Some common types of tax-free income and investments include:
- Financial gifts received from others
- Disability insurance payments
- Qualified withdrawals from a Roth IRA account
- Selling your home and meeting the requirements to exclude the gain
- Qualified municipal bonds interest income
Be strategic and smart about tax credits and deductions
As you make payments and purchases throughout the year, try to strategically plan them to maximize their effectiveness on your taxable income and tax rate.
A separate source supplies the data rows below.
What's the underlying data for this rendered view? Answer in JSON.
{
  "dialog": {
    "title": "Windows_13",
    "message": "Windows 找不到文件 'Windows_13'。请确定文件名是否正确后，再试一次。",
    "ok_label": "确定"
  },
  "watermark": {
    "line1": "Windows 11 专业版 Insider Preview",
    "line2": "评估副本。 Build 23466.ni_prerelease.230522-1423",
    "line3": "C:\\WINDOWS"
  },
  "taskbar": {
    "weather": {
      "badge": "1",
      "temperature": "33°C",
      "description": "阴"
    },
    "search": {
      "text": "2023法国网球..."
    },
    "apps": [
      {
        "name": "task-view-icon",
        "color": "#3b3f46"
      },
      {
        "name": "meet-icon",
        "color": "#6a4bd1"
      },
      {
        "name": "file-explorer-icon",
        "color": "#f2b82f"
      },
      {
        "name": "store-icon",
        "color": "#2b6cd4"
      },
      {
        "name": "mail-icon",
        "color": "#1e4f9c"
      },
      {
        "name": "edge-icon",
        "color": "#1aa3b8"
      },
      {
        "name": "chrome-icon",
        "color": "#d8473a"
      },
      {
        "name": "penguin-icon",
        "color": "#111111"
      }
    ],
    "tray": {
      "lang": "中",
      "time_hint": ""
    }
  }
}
Additionally, it helps to keep some of the most common tax credits and deductions in mind, so you know what you’re working toward when it comes times to file.
- Child and dependent care tax credit
- Education tax credits
- Adoption tax credit
- Investment interest expense deduction
- Charitable donations deductions
- Casualty and theft losses deductions
- Medical expenses deductions
- Mortgage interest and points deductions
Whether you’re setting yourself up for success in the beginning of the year or making adjustments in the latter half, there are multiple options for lowering your effective tax rate and paying less when the tax deadline comes.
To start, use a tax bracket calculator to understand your marginal tax rate and your effective tax rate. From there, you can consider applicable credits and deductions you qualify for and be well on your way to minimizing your taxes.